Research Article
PEDR: A Novel Evil Twin Attack Detection Scheme Based on Phase Error Drift Range
@INPROCEEDINGS{10.1007/978-3-030-63095-9_10, author={Jiahui Zhang and Qian Lu and Ruobing Jiang and Haipeng Qu}, title={PEDR: A Novel Evil Twin Attack Detection Scheme Based on Phase Error Drift Range}, proceedings={Security and Privacy in Communication Networks. 16th EAI International Conference, SecureComm 2020, Washington, DC, USA, October 21-23, 2020, Proceedings, Part II}, proceedings_a={SECURECOMM PART 2}, year={2020}, month={12}, keywords={Evil twin attack Rogue access point detection WLAN security Wi-Fi security Channel state information}, doi={10.1007/978-3-030-63095-9_10} }
- Jiahui Zhang
Qian Lu
Ruobing Jiang
Haipeng Qu
Year: 2020
PEDR: A Novel Evil Twin Attack Detection Scheme Based on Phase Error Drift Range
SECURECOMM PART 2
Springer
DOI: 10.1007/978-3-030-63095-9_10
Abstract
In recent years, wireless local area networks (WLANs) have become one of the important ways to access the Internet. However, the openness of WLANs makes them vulnerable to the threat of the evil twin attack (ETA).
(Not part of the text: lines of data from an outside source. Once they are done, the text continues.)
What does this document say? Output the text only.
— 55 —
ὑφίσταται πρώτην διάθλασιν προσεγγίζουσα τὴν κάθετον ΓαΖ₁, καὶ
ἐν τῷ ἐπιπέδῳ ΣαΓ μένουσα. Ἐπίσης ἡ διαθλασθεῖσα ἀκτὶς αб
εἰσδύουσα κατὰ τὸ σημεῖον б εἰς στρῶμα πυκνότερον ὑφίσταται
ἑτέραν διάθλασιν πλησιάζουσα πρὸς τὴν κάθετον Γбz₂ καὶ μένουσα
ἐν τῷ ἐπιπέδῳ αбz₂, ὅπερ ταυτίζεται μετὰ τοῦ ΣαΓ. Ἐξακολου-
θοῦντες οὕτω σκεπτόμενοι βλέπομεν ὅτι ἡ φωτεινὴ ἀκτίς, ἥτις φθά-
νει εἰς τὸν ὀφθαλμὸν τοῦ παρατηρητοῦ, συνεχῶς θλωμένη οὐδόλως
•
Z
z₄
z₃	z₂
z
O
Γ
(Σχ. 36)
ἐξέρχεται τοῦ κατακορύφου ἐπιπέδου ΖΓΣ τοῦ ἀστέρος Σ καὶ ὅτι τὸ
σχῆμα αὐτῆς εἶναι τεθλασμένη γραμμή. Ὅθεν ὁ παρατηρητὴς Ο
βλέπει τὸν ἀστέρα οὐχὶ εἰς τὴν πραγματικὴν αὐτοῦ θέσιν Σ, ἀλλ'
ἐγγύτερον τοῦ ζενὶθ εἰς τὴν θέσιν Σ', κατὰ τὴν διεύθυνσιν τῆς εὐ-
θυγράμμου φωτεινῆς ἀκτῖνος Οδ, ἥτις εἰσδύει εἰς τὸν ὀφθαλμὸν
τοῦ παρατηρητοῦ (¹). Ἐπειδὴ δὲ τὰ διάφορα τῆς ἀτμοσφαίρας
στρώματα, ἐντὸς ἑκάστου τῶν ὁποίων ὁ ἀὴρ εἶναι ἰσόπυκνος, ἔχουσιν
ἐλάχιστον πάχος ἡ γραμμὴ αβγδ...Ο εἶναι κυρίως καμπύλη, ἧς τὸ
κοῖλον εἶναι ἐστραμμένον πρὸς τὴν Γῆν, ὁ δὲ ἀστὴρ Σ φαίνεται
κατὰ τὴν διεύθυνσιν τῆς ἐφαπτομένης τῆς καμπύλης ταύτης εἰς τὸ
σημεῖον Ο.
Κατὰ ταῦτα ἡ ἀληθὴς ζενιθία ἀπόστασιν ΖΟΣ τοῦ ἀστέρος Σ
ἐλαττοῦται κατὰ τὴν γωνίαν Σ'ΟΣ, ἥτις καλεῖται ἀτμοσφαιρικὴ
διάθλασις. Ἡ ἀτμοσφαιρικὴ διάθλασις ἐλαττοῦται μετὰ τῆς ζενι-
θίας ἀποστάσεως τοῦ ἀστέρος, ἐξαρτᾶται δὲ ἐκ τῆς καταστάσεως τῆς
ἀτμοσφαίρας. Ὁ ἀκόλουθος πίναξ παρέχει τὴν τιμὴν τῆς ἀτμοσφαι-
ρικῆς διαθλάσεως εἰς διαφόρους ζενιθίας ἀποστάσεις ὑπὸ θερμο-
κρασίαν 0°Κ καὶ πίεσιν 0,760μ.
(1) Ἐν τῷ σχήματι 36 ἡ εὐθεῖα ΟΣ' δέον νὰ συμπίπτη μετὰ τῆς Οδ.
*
Existing effective ETA detection solutions usually rely on physical fingerprints. Especially fingerprints made by information extracted from channel state information (CSI) are more reliable. However, demonstrated by our experiment, the fingerprint of the state-of-the-art ETA detection scheme, which is based on phase error extracted from CSI, is not stable enough, and it results in a large number of false negative results in some cases. In this paper, we present a novel ETA detection scheme, called PEDR, which uses range fingerprint extracted from CSI to identify the evil twin (ET). Inspired by the significant observation that the phase error will drift over time, the concept of drift range fingerprints is proposed and exploited to improve ETA detection accuracy in real-world attack scenarios. Range fingerprints are not affected by drift in phase error and can be uniquely identified. The proposed range fingerprint is implemented and extensive performance evaluation experiments are conducted in the large-scale experiment with 27 devices. The experimental results demonstrate that the detection rate of PEDR is close to 99% and the false negative data is only 1.11%. It is worth mentioning that PEDR is outstanding in the scenario with similar device fingerprints.